Kobori também destacou que o Brasil tem uma oportunidade única nesse novo cenário global, especialmente com o fortalecimento de alianças como a CELAC e o aprofundamento da relação com a China. “O Brasil pode se colocar como um país que respeita regras.  A sinalização é importante para o mundo. Mas é importante ter um verdadeiro projeto de desenvolvimento”, afirmou.

¨      “Trump administra a decadência do Império”, diz Genoino

Em sua análise sobre a política externa dos Estados Unidos durante o programa Bom Dia 247, o ex-presidente do PT José Genoino afirmou que o presidente Donald Trump, está à frente de um processo de declínio do poder global norte-americano. “Trump administra a decadência do império”, declarou Genoino, destacando o impacto da guerra tarifária com a China e os efeitos da crise geopolítica mundial.

“Trump é uma figura patética que não tem limite para suas declarações. Ele tentou aplicar tarifas para se impor como o policial do mundo, mas teve que recuar”, afirmou. Para Genoino, a China reagiu com força e “não se dobrou”, o que marca um reposicionamento no equilíbrio de poder internacional.
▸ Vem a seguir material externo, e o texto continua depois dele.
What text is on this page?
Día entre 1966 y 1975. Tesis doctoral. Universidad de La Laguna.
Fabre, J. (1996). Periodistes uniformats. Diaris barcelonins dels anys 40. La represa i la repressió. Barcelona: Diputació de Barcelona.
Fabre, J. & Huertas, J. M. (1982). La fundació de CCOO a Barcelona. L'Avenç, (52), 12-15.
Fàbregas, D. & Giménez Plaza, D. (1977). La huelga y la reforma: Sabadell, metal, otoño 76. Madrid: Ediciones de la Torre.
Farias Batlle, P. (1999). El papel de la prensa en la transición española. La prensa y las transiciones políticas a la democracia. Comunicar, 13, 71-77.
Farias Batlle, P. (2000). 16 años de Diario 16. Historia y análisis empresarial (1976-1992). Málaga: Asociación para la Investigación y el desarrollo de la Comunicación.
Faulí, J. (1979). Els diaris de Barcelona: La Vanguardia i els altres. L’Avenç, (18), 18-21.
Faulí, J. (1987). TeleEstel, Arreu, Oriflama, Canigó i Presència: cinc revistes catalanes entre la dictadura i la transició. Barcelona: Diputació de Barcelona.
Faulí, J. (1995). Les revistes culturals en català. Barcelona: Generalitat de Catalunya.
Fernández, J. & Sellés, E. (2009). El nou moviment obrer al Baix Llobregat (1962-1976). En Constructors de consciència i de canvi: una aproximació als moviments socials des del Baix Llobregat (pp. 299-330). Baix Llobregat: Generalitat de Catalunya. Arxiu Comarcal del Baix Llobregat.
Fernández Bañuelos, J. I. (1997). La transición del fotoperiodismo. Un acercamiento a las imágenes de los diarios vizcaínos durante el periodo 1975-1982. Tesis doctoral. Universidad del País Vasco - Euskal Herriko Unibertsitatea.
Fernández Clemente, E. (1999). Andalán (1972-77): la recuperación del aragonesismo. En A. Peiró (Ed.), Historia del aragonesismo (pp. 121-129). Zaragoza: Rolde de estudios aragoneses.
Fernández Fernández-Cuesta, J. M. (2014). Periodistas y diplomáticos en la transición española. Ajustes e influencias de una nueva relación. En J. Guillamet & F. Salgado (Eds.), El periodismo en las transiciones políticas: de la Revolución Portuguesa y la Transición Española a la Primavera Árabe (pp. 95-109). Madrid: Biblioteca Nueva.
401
Na visão do ex-deputado, o tarifaço promovido por Trump ocorre em um contexto de crise multidimensional. “Vivemos a crise da transição energética, climática, social, das migrações, da geopolítica. Desde a pandemia, essa crise se aprofundou, e o tarifaço vem quando o sistema já dava sinais claros de esgotamento.”
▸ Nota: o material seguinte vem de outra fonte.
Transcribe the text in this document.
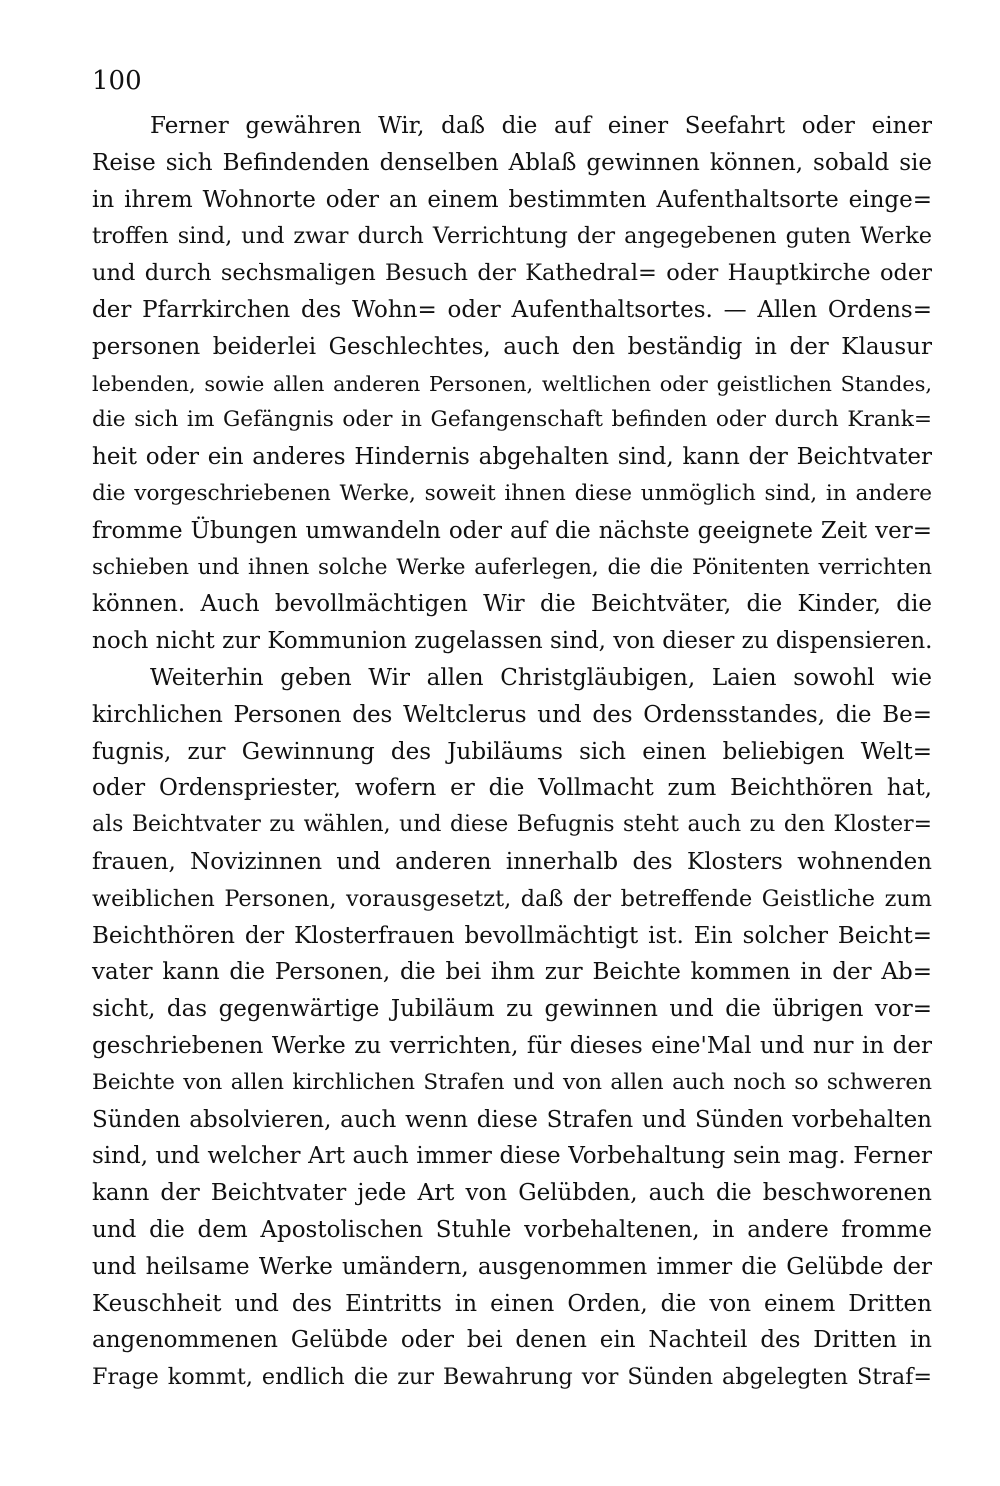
100
Ferner gewähren Wir, daß die auf einer Seefahrt oder einer
Reise sich Befindenden denselben Ablaß gewinnen können, sobald sie
in ihrem Wohnorte oder an einem bestimmten Aufenthaltsorte einge=
troffen sind, und zwar durch Verrichtung der angegebenen guten Werke
und durch sechsmaligen Besuch der Kathedral= oder Hauptkirche oder
der Pfarrkirchen des Wohn= oder Aufenthaltsortes. — Allen Ordens=
personen beiderlei Geschlechtes, auch den beständig in der Klausur
lebenden, sowie allen anderen Personen, weltlichen oder geistlichen Standes,
die sich im Gefängnis oder in Gefangenschaft befinden oder durch Krank=
heit oder ein anderes Hindernis abgehalten sind, kann der Beichtvater
die vorgeschriebenen Werke, soweit ihnen diese unmöglich sind, in andere
fromme Übungen umwandeln oder auf die nächste geeignete Zeit ver=
schieben und ihnen solche Werke auferlegen, die die Pönitenten verrichten
können. Auch bevollmächtigen Wir die Beichtväter, die Kinder, die
noch nicht zur Kommunion zugelassen sind, von dieser zu dispensieren.
Weiterhin geben Wir allen Christgläubigen, Laien sowohl wie
kirchlichen Personen des Weltclerus und des Ordensstandes, die Be=
fugnis, zur Gewinnung des Jubiläums sich einen beliebigen Welt=
oder Ordenspriester, wofern er die Vollmacht zum Beichthören hat,
als Beichtvater zu wählen, und diese Befugnis steht auch zu den Kloster=
frauen, Novizinnen und anderen innerhalb des Klosters wohnenden
weiblichen Personen, vorausgesetzt, daß der betreffende Geistliche zum
Beichthören der Klosterfrauen bevollmächtigt ist. Ein solcher Beicht=
vater kann die Personen, die bei ihm zur Beichte kommen in der Ab=
sicht, das gegenwärtige Jubiläum zu gewinnen und die übrigen vor=
geschriebenen Werke zu verrichten, für dieses eine'Mal und nur in der
Beichte von allen kirchlichen Strafen und von allen auch noch so schweren
Sünden absolvieren, auch wenn diese Strafen und Sünden vorbehalten
sind, und welcher Art auch immer diese Vorbehaltung sein mag. Ferner
kann der Beichtvater jede Art von Gelübden, auch die beschworenen
und die dem Apostolischen Stuhle vorbehaltenen, in andere fromme
und heilsame Werke umändern, ausgenommen immer die Gelübde der
Keuschheit und des Eintritts in einen Orden, die von einem Dritten
angenommenen Gelübde oder bei denen ein Nachteil des Dritten in
Frage kommt, endlich die zur Bewahrung vor Sünden abgelegten Straf=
Genoino defende que, diante desse cenário, a América Latina deve reforçar sua articulação regional. Ele vê na Celac e nos BRICS caminhos concretos para uma reorganização baseada em interesses mútuos e não em imposições externas. “A nota assinada por 30 dos 33 países da Celac foi um avanço. Mostra unidade e resistência frente ao imperialismo americano”, avaliou.
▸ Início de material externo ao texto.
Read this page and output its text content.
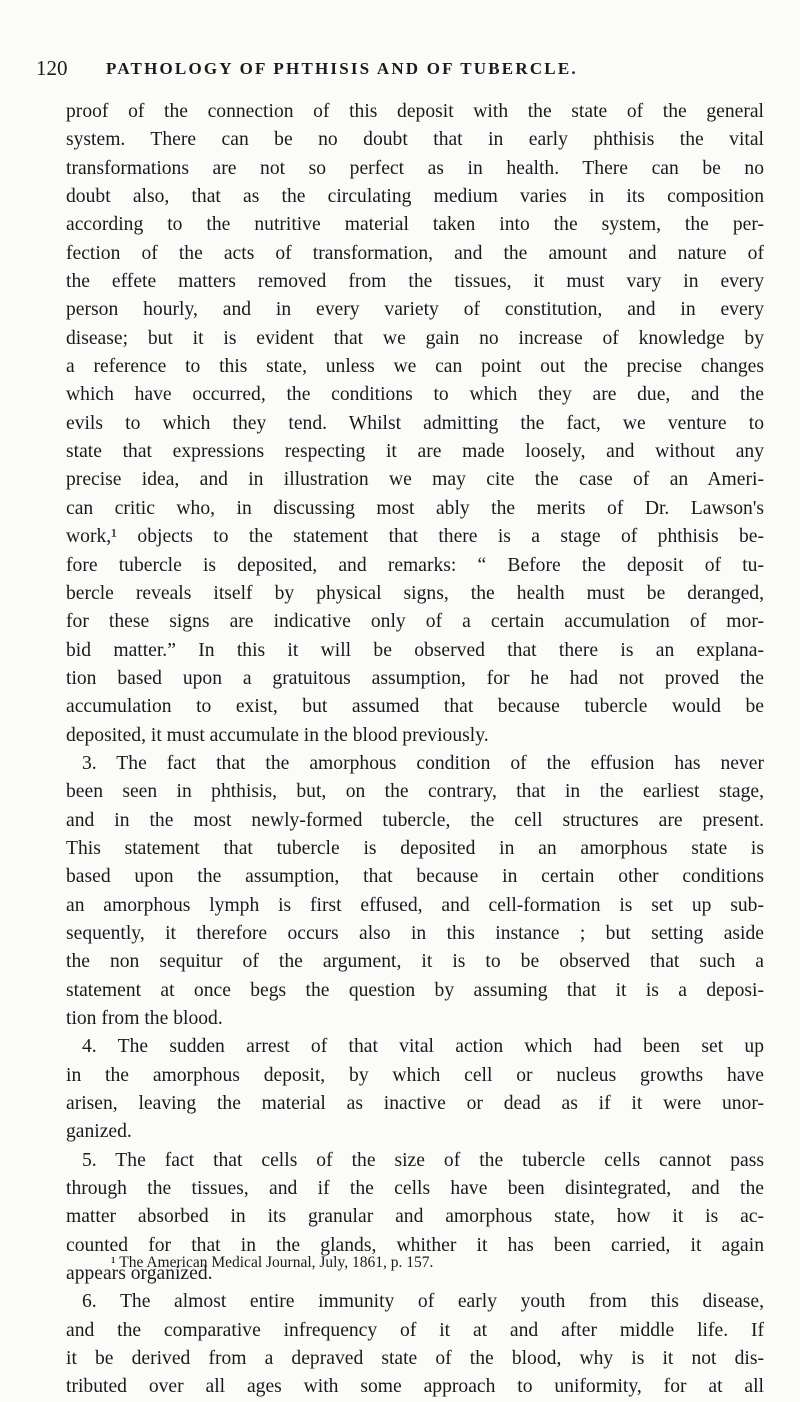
120 PATHOLOGY OF PHTHISIS AND OF TUBERCLE.
proof of the connection of this deposit with the state of the general
system. There can be no doubt that in early phthisis the vital
transformations are not so perfect as in health. There can be no
doubt also, that as the circulating medium varies in its composition
according to the nutritive material taken into the system, the per-
fection of the acts of transformation, and the amount and nature of
the effete matters removed from the tissues, it must vary in every
person hourly, and in every variety of constitution, and in every
disease; but it is evident that we gain no increase of knowledge by
a reference to this state, unless we can point out the precise changes
which have occurred, the conditions to which they are due, and the
evils to which they tend. Whilst admitting the fact, we venture to
state that expressions respecting it are made loosely, and without any
precise idea, and in illustration we may cite the case of an Ameri-
can critic who, in discussing most ably the merits of Dr. Lawson's
work,¹ objects to the statement that there is a stage of phthisis be-
fore tubercle is deposited, and remarks: “ Before the deposit of tu-
bercle reveals itself by physical signs, the health must be deranged,
for these signs are indicative only of a certain accumulation of mor-
bid matter.” In this it will be observed that there is an explana-
tion based upon a gratuitous assumption, for he had not proved the
accumulation to exist, but assumed that because tubercle would be
deposited, it must accumulate in the blood previously.
3. The fact that the amorphous condition of the effusion has never
been seen in phthisis, but, on the contrary, that in the earliest stage,
and in the most newly-formed tubercle, the cell structures are present.
This statement that tubercle is deposited in an amorphous state is
based upon the assumption, that because in certain other conditions
an amorphous lymph is first effused, and cell-formation is set up sub-
sequently, it therefore occurs also in this instance ; but setting aside
the non sequitur of the argument, it is to be observed that such a
statement at once begs the question by assuming that it is a deposi-
tion from the blood.
4. The sudden arrest of that vital action which had been set up
in the amorphous deposit, by which cell or nucleus growths have
arisen, leaving the material as inactive or dead as if it were unor-
ganized.
5. The fact that cells of the size of the tubercle cells cannot pass
through the tissues, and if the cells have been disintegrated, and the
matter absorbed in its granular and amorphous state, how it is ac-
counted for that in the glands, whither it has been carried, it again
appears organized.
6. The almost entire immunity of early youth from this disease,
and the comparative infrequency of it at and after middle life. If
it be derived from a depraved state of the blood, why is it not dis-
tributed over all ages with some approach to uniformity, for at all
¹ The American Medical Journal, July, 1861, p. 157.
Sobre as declarações de autoridades dos EUA que se referem à América Latina como “quintal” do país, Genoino foi categórico: “Essa direita fascista não tem limite, não tem liturgia. Eles escancaram tudo. O que eles querem é que a barbárie econômica, social e militar seja normalizada.”

O ex-presidente do PT avaliou que a resposta dos governos progressistas precisa ser mais firme. “A diplomacia do Lula 3 teve ambiguidade em relação à Venezuela, à integração regional e aos BRICS. Precisamos de uma postura mais decidida.”

Segundo Genoino, o enfrentamento ao imperialismo passa por alianças estratégicas. “Temos que preservar nossos interesses e construir uma aliança geopolítica com a China. O império está em decadência e, como ele não morre de morte morrida, tem que ser enfrentado.”

Ao concluir, ele apontou que a crise atual não é conjuntural, mas estrutural: “Estamos vivendo uma crise do sistema imperialista. O império quer resolver seus problemas internos aprofundando a exploração global. Precisamos estar preparados para momentos de alta tensão e muita disputa.”